What is tennis elbow
Lateral epicondylitis is a medical term for tennis elbow. The painful area is right on the outside bony part of your elbow, sometimes it radiates into your forearm. The extensor tendons are injured at the the insertion into the bone. The muscle we can blame most is the extensor carpi radialis brevis. This muscle participates in turning your palm forward with your elbow extended and with the elbow flexed turns the palm down. When the extensor tendons se overloaded with repetitive motion, they can get inflamed causing pain.
Tennis elbow is caused by repeated movements of the wrist that overload the forearm tendons. It is most common in manual laborers, like painters, plumbers, mechanics and you have guessed, tennis players.
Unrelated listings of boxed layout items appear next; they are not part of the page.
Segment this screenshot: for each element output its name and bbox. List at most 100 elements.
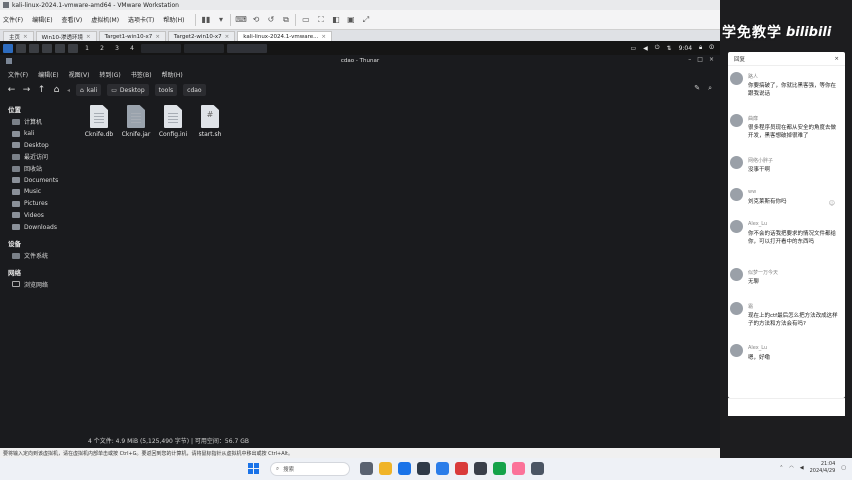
kali-clock[interactable]: 9:04 bbox=[679, 45, 692, 52]
wifi-icon[interactable]: ◠ bbox=[789, 465, 793, 471]
avatar[interactable] bbox=[730, 114, 743, 127]
sidebar-item-videos[interactable]: Videos bbox=[0, 210, 82, 222]
menu-bookmarks[interactable]: 书签(B) bbox=[131, 70, 152, 79]
snapshot-manager-icon[interactable]: ⧉ bbox=[280, 14, 291, 25]
avatar[interactable] bbox=[730, 188, 743, 201]
file-manager-launcher-icon[interactable] bbox=[29, 43, 39, 53]
power-icon[interactable]: ⏻ bbox=[655, 44, 660, 52]
volume-icon[interactable]: ◀ bbox=[643, 45, 648, 52]
search-icon[interactable]: ⌕ bbox=[708, 84, 712, 93]
comment-author[interactable]: 曲靡 bbox=[748, 115, 758, 122]
taskbar-window-button[interactable] bbox=[141, 43, 181, 53]
edit-path-icon[interactable]: ✎ bbox=[694, 84, 700, 93]
sidebar-item-pictures[interactable]: Pictures bbox=[0, 198, 82, 210]
vm-menu-file[interactable]: 文件(F) bbox=[3, 17, 23, 24]
bilibili-icon[interactable] bbox=[512, 462, 525, 475]
avatar[interactable] bbox=[730, 220, 743, 233]
breadcrumb-kali[interactable]: ⌂ kali bbox=[76, 84, 102, 96]
kali-menu-icon[interactable] bbox=[3, 43, 13, 53]
wechat-icon[interactable] bbox=[493, 462, 506, 475]
comment-author[interactable]: 似梦一万今天 bbox=[748, 269, 778, 276]
sidebar-item-downloads[interactable]: Downloads bbox=[0, 221, 82, 233]
avatar[interactable] bbox=[730, 72, 743, 85]
tab-target1[interactable]: Target1-win10-x7 × bbox=[98, 31, 166, 41]
snapshot-icon[interactable]: ⟲ bbox=[250, 14, 261, 25]
workspace-2[interactable]: 2 bbox=[96, 45, 108, 52]
breadcrumb-desktop[interactable]: ▭ Desktop bbox=[107, 84, 149, 96]
comment-author[interactable]: Alex_Lu bbox=[748, 345, 767, 351]
restore-snapshot-icon[interactable]: ↺ bbox=[265, 14, 276, 25]
file-item[interactable]: Cknife.db bbox=[85, 105, 113, 138]
avatar[interactable] bbox=[730, 344, 743, 357]
tab-home[interactable]: 主页 × bbox=[3, 31, 34, 41]
sidebar-item-music[interactable]: Music bbox=[0, 186, 82, 198]
forward-arrow-icon[interactable]: → bbox=[22, 85, 31, 95]
window-icon[interactable] bbox=[68, 43, 78, 53]
menu-view[interactable]: 视图(V) bbox=[69, 70, 90, 79]
sidebar-item-recent[interactable]: 最近访问 bbox=[0, 151, 82, 163]
notification-icon[interactable]: ▢ bbox=[841, 465, 846, 471]
tab-kali[interactable]: kali-linux-2024.1-vmware... × bbox=[237, 31, 332, 41]
menu-file[interactable]: 文件(F) bbox=[8, 70, 28, 79]
sidebar-item-kali[interactable]: kali bbox=[0, 128, 82, 140]
menu-help[interactable]: 帮助(H) bbox=[162, 70, 183, 79]
sidebar-item-filesystem[interactable]: 文件系统 bbox=[0, 250, 82, 262]
avatar[interactable] bbox=[730, 156, 743, 169]
comment-author[interactable]: 路人 bbox=[748, 73, 758, 80]
sidebar-item-browse-network[interactable]: 浏览网络 bbox=[0, 279, 82, 291]
avatar[interactable] bbox=[730, 268, 743, 281]
tab-win10[interactable]: Win10-渗透环境 × bbox=[35, 31, 97, 41]
vm-menu-view[interactable]: 查看(V) bbox=[61, 17, 82, 24]
minimize-icon[interactable]: – bbox=[688, 56, 691, 63]
breadcrumb-cdao[interactable]: cdao bbox=[183, 84, 206, 96]
edge-icon[interactable] bbox=[398, 462, 411, 475]
vm-menu-help[interactable]: 帮助(H) bbox=[163, 17, 184, 24]
vm-menu-edit[interactable]: 编辑(E) bbox=[32, 17, 52, 24]
close-icon[interactable]: × bbox=[709, 56, 714, 63]
close-icon[interactable]: × bbox=[834, 56, 839, 62]
comment-author[interactable]: 霜 bbox=[748, 303, 753, 310]
close-icon[interactable]: × bbox=[23, 34, 28, 40]
taskbar-window-button[interactable] bbox=[227, 43, 267, 53]
network-icon[interactable]: ⇅ bbox=[667, 45, 672, 52]
text-editor-launcher-icon[interactable] bbox=[42, 43, 52, 53]
vm-menu-vm[interactable]: 虚拟机(M) bbox=[91, 17, 119, 24]
browser-launcher-icon[interactable] bbox=[55, 43, 65, 53]
file-item[interactable]: Cknife.jar bbox=[122, 105, 150, 138]
vmware-icon[interactable] bbox=[436, 462, 449, 475]
fullscreen-icon[interactable]: ⛶ bbox=[315, 14, 326, 25]
breadcrumb-tools[interactable]: tools bbox=[154, 84, 178, 96]
up-arrow-icon[interactable]: ↑ bbox=[37, 85, 46, 95]
home-icon[interactable]: ⌂ bbox=[52, 85, 61, 95]
chevron-up-icon[interactable]: ⌃ bbox=[779, 465, 783, 471]
terminal-icon[interactable] bbox=[474, 462, 487, 475]
windows-start-icon[interactable] bbox=[248, 463, 259, 474]
app-icon[interactable] bbox=[455, 462, 468, 475]
unity-icon[interactable]: ◧ bbox=[330, 14, 341, 25]
comment-author[interactable]: ww bbox=[748, 189, 756, 195]
lock-icon[interactable]: 🔒︎ bbox=[699, 44, 702, 52]
maximize-icon[interactable]: □ bbox=[697, 56, 703, 63]
terminal-launcher-icon[interactable] bbox=[16, 43, 26, 53]
dropdown-icon[interactable]: ▾ bbox=[215, 14, 226, 25]
file-item[interactable]: # start.sh bbox=[197, 105, 223, 138]
volume-icon[interactable]: ◀ bbox=[800, 465, 804, 471]
close-icon[interactable]: × bbox=[321, 34, 326, 40]
comment-input-area[interactable] bbox=[728, 398, 845, 416]
taskbar-search[interactable]: ⌕ 搜索 bbox=[270, 462, 350, 476]
app-icon[interactable] bbox=[531, 462, 544, 475]
screen-icon[interactable]: ▭ bbox=[630, 45, 636, 52]
pause-icon[interactable]: ▮▮ bbox=[200, 14, 211, 25]
like-icon[interactable]: ☺ bbox=[829, 200, 835, 207]
console-view-icon[interactable]: ▣ bbox=[345, 14, 356, 25]
workspace-3[interactable]: 3 bbox=[111, 45, 123, 52]
workspace-1[interactable]: 1 bbox=[81, 45, 93, 52]
taskbar-window-button[interactable] bbox=[184, 43, 224, 53]
breadcrumb-left-icon[interactable]: ◂ bbox=[67, 87, 70, 94]
sidebar-item-documents[interactable]: Documents bbox=[0, 174, 82, 186]
send-keys-icon[interactable]: ⌨ bbox=[235, 14, 247, 25]
file-explorer-icon[interactable] bbox=[379, 462, 392, 475]
close-icon[interactable]: × bbox=[225, 34, 230, 40]
close-icon[interactable]: × bbox=[86, 34, 91, 40]
sidebar-item-computer[interactable]: 计算机 bbox=[0, 116, 82, 128]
If your symptoms started less than a week ago, rest and icing your elbow will most likely be enough. However, if you are struggling with this condition for longer, the first treatment choice is physical therapy. Physical therapy uses therapeutic exercises, manual therapy, taping and other modalities to reduce pain and assist with the healing process.
Your physical therapist can also help you determine why you developed tennis elbow and can implement postural correction to help you prevent it after you finished your rehabilitation.